First budget rather ‘Bahi Khata’ of the Modi 2.0 government, presented on July 5 in the Lok Sabha by Finance Minister Nirmala Sitharaman, had aroused much expectations particularly because people had given a far better improved mandate than in 2014. There were hopes that the document of national revenues and expenditure would address problems of growth and make pathbreaking reforms to send a positive signal that India is ready to break the shackles to release animal spirits of entrepreneurs.
Industry, business and people at large were expecting something more than ordinary and a routine budget like that of 1991-92, 1997-98 and 2000-01 that had given decisive push to national economy setting the country on unprecedented growth path. Since big issues have been overlooked and bold ideas are absent, the document fails to evoke much needed confidence.

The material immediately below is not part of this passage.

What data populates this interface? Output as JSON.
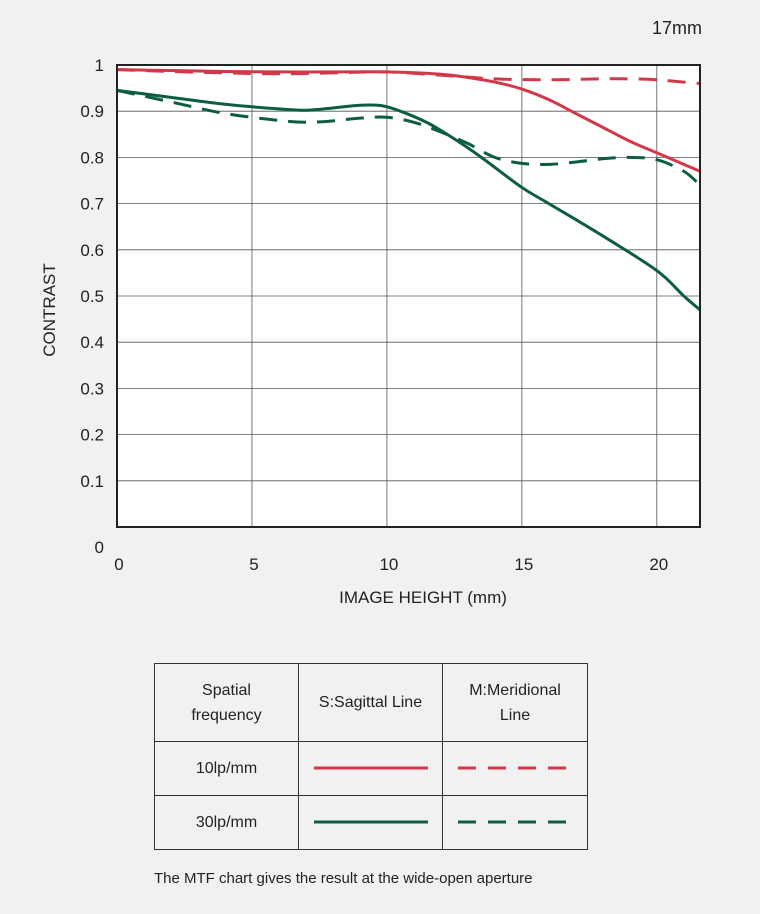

National economy had considerably slowed down during five years of Modi 1.0 government. The GDP growth has slid down to tis 20-quarter low of 5.8 per cent in January-March 2019. Unemployment stands today at record levels worst in the last 40 years. Agricultural distress is rampant and rural unemployment is worst then in urban areas.
But it seems Prime Minister Narendra Modi and Sitharamanhave chosen to follow a conservative path avoiding risks by not taking the reformist path. The 2019-20 budget is prudent and has preferred the path of fiscal rectitude. There are policy announcements but the Finance Minister has not revealed as how the same are going to be implemented. For example, Sitharaman, like his predecessor Arun Jaitley, has projected the economy to grow 8-8.5 per cent and has assumed inflation to remain range-bound at 3.5-4 per cent but no unbiased expert is going to buy these loud pronouncements because there is nothing in the budget that can ensure what is being claimed.
Confirmation of belied hopes came from stock markets with BSE Sensex falling by 395 points or almost one per cent though the government claimed that markets are based on sentiments rather on hard ground realities and facts. Over two hour 15 minutes long budget speech of the Finance Minister, acclaimed by the Prime Minister and the MPs of the ruling NDA coalition several times, has undoubtedly woven a beautiful dream by using pleasing words and symbolic gestures.
By proposing higher income tax on rich and super rich, the Modi government has successfully sent a message to poor that it stands for them but it would fetch around Rs 12,000 crore which is not an earth moving sum but is definitely strong on political messaging. In another step, the Finance Minister has granted a bank overdraft facility of Rs 5000 for women members of the Self- Help Groups (SHG). The hike in allocations for women (10%), the Scheduled Casts (30%) and the Scheduled Tribes (25%) is also a significant indicator of the government’s priorities.
Similarly, announcements of targets for the construction of 1.95 crore houses under Pradhan Mantri Awas Yojna (PMAY) and an allocation of Rs 80, 250 crores for the upgrade of rural roads under the Pradhan Mantri Gram Sadak Yojna (PMGSY) were made. Unfortunately, the Modi government has again, like in the first two years of the previous tenure, lost a golden opportunity to take the country on path of rapid development and has instead opted for political consolidation and sustaining the party in power.
For example, the Finance Minister could have announced steps to dismantle all or some provisions of the Essential Commodities Act and Agriculture Produce Market c\Committee laws that allow restrictions on sale, movement. Stocking and export of farm commodities thus unshackling energies that would have given boost to production as well as creation of one market. Such controls have lost relevance in the context of India transforming from a structurally deficit to surplus producer in most of the crops.
One clear message of intent of the government would have infused optimism and generated confidence among agri-businesses, large retailers and traders who are eager to invest in grading, processing, value addition, warehousing, transport and port infrastructure that in turn would have also contributed to the doubling of farmers’ incomes.
Another area where the Modi government could have taken a decisive initiative is of rationalisation of farm subsidies. In 2019-20, the government’s budgeted figure for food, fertiliser and crop loan subsidies along with the PM Kisan income support scheme stands at Rs 3,57,216 crores. At least half of this amount could be reduced by half at least by just capping sales of subsidised fertilisers. This step, apart from reducing amount on subsidies, would have also contributed to reduction of the use if chemical fertilisers that are apart from poisoning the soil is also eroding soil quality.
Instead, the Finance Minister has introduced the concept of ‘zero budget’ farming which in real term means organic farming but this may be good for niche markets but for mass production at low cost, it is neither feasible nor practical. If the Modi government had only allocated funds of agriculture Research & Development sector, results would have been much promising.
While the Prime Minister has come down heavily on doubting the government’s claim of making the country a $ 5 trillion economy in the next five years calling them ‘professional pessimists’ but the budget has nothing concrete that would ensure a sustained GDP growth of 8.5 to 8 per cent growth which alone can help in achieving the ambitious target.
In short, the budget is high on rhetoric, strong on political optics, emotional on gullible and ignorant but is deficient on economic principles and entrepreneurial fundamentals.
Dr. Satish Misra is a Veteran Journalist & Research Associate with Observer Research Foundation.